Figure 12 illustrates a further application of a load cell array 38 in accordance with the present invention. In figure 12, a load cell array 38 is schematically illustrated as being installed in the foundation of building 90. The foundation will be supported by the ground 93 as is illustrated by supporting reactive forces 95-1 and 95-2. A weight of the building is schematically illustrated by arrows 92-1 and 92-2. After installation, and in an normal static situation without any hidden risks or any hazards to the building, the output signals measured from the load cell array 38 will be static as well. In the situation illustrated in figure 12, a subsidence 98 has occurred underneath the building 90. Due to the subsidence, the building 90 may slightly fall in or be tilted. This tilting can be very subtle such that it is almost unnoticeable by the naked eye. However, the tilting causes a difference in the distribution of force 92-1, 92-2 exerted on the ground 93. This can be measured by monitoring the output signal from the load cell array 38 installed in the foundation of the building. This information can be used to monitor the integrity of the building, and to determine for example after an earthquake or other calamity, whether a building is still safe.

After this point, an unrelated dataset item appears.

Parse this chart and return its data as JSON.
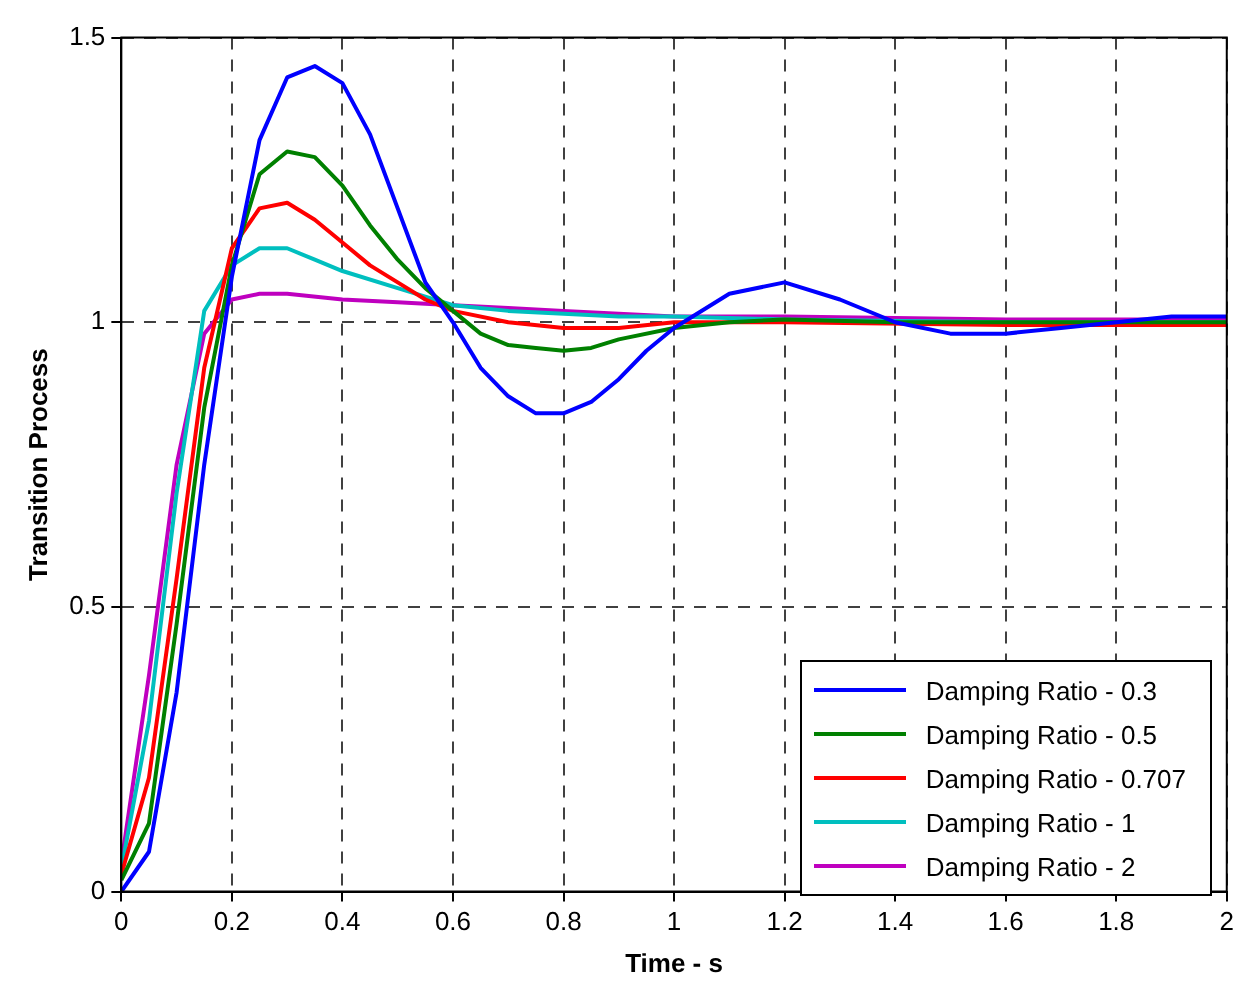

The present invention has been described in terms of some specific embodiments thereof. It will be appreciated that the embodiments shown in the drawings and described herein are intended for illustrated purposes only and are not by any manner or means intended to be

restrictive on the invention. It is believed that the operation and

construction of the present invention will be apparent from the foregoing description and drawings appended thereto. It will be clear to the skilled person that the invention is not limited to any embodiment herein described and that modifications are possible which should be considered within the scope of the appended claims. Also kinematic inversions are considered inherently disclosed and to be within the scope of the invention. Moreover, any of the components and elements of the various embodiments disclosed may be combined or may be incorporated in other embodiments where considered necessary, desired or preferred, without departing from the scope of the invention as defined in the claims.

In the claims, any reference signs shall not be construed as limiting the claim. The term’comprising' and including’ when used in this description or the appended claims should not be construed in an exclusive or exhaustive sense but rather in an inclusive sense. Thus the expression ‘comprising’ as used herein does not exclude the presence of other elements or steps in addition to those listed in any claim. Furthermore, the words‘a’ and‘an’ shall not be construed as limited to‘only one’, but instead are used to mean‘at least one’, and do not exclude a plurality. Features that are not specifically or explicitly described or claimed may be additionally included in the structure of the invention within its scope. Expressions such as: "means for should be read as: "component configured for ..." or "member constructed to ..." and should be construed to include equivalents for the structures disclosed. The use of expressions like: "critical", "preferred", "especially preferred" etc. is not intended to limit the invention. Additions, deletions, and modifications within the purview of the skilled person may generally be made without departing from the spirit and scope of the invention, as is determined by the claims. The invention may be practiced otherwise then as specifically described herein, and is only limited by the appended claims.